French-Khmer man Nan Sophannarith is sitting eating his lunch with his family outside Phnom Sampov cave one late afternoon.
The 56 year old has recently come from France back to his homeland for a holiday, and today he has travelled to the caves to witness one of nature’s great spectacles – bats taking flight en masse.
He told The Post: “I just came back to my homeland a few days ago and travelled to Battambang province with my family. Today we went to Banan district to ride a bamboo train and now we are here to watch the bats fly.”
The bat caves at Phnom Sampov are among the many caves in Banan district that are home to millions of the winged mammals. But in recent years their numbers have dropped dramatically.
Dam Chhang, former chief of Phnom Sampov Bat Cave Community, said that there is one cave at Banan Mountain, three at Phnom Sampov and two at Crocodile Mountain where bats live and raise their offspring.
Worried that the colonies of bats would vacate the caves forever, Chhang formed a community dedicated to protecting the animals, and in the process ensuring the survival of the local tourism industry and the livelihoods of those who collect and sell bat droppings (guano) as fertiliser.
Roeut Savorn, the current chief of Phnom Sampov Bat Cave Community, said that only two caves in the west and east of Phnom Sampov, and one cave in Phnom Neang Rum Say Sork, still host a large bat population.
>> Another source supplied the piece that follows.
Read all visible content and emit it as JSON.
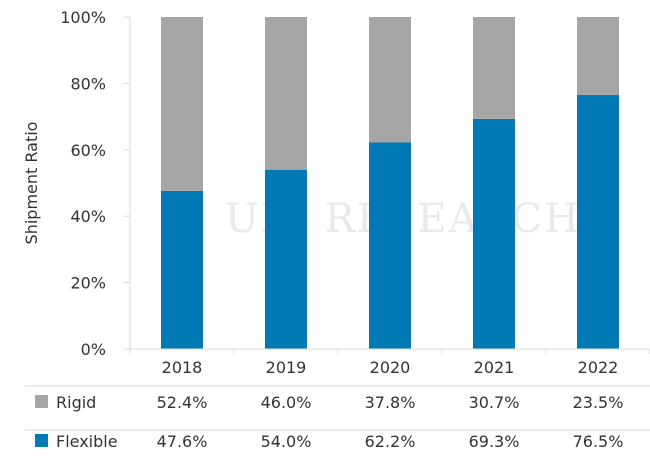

“To protect the bat population when they fly out of both caves in Phnom Sampov to find food, our teams track them through the rice fields, where they fly close to the ground, as we are afraid that children will hit them with objects,” said Savorn, 39.
“The population of both caves’ bats has dropped about 70 per cent in the last few decades and this is due to many factors, including migrating to other caves and people installing nets when they travel to Boeung Tonle Sap. This cave has largest bat population in Cambodia because we’ve tried hard to protect them,” he said.
Savorn, a specialist in bat preservation and the collection of their droppings, said that the time they fly varies according to the season.
“This rainy season the bats will fly at about 6pm, and during the dry season they will leave the cave for food at about 5:30pm. Their flights last about two hours,” he said, adding that small colonies of bats can be seen flying into the caves in the early morning too.
In the early evening, stainless steel tables with red plastic chairs are placed along the road next to Phnom Sampov for visitors to sit and watch the bats fly out of the cave, while enjoying snacks served by the local community until late in the evening.
Holding a digital camera and a smart phone to snap pictures of the bats is Janny Tan, a tourist from Singapore visiting Battambang with her friend to see its historical buildings, art scene and bamboo train.
“The bats are a beautiful and pretty unique viewing experience,” she said.
Uch Omthiny Sara, the director of the Battambang provincial tourism department, said that the caves “average between 250 and 300 visitors per day”.
Besides the tourism benefits that the bats bring, their droppings also provide an invaluable lifeline to members of the community who collect and sell it as a natural fertiliser for crops.
“We go to the cave to collect the bat droppings every 15 days. Normally, we have between four and eight people to help. We start work in the early morning without making noise to panic the bats. The cave is complicated and requires hard work. We gather the droppings from every narrow corner space,” Savorn said.
“The guano collection is decreasing. Now we harvest between 70 and 80 bags on a dry day [the rainy season makes collecting guano more challenging]. Local farmers come to buy the droppings from us directly for 25,000 riel [$6.10] per bag.”
The bat caves are located approximately 13km from Battambang town. Visitors should travel along National Road 57 and turn left at Phnom Sampov pagoda.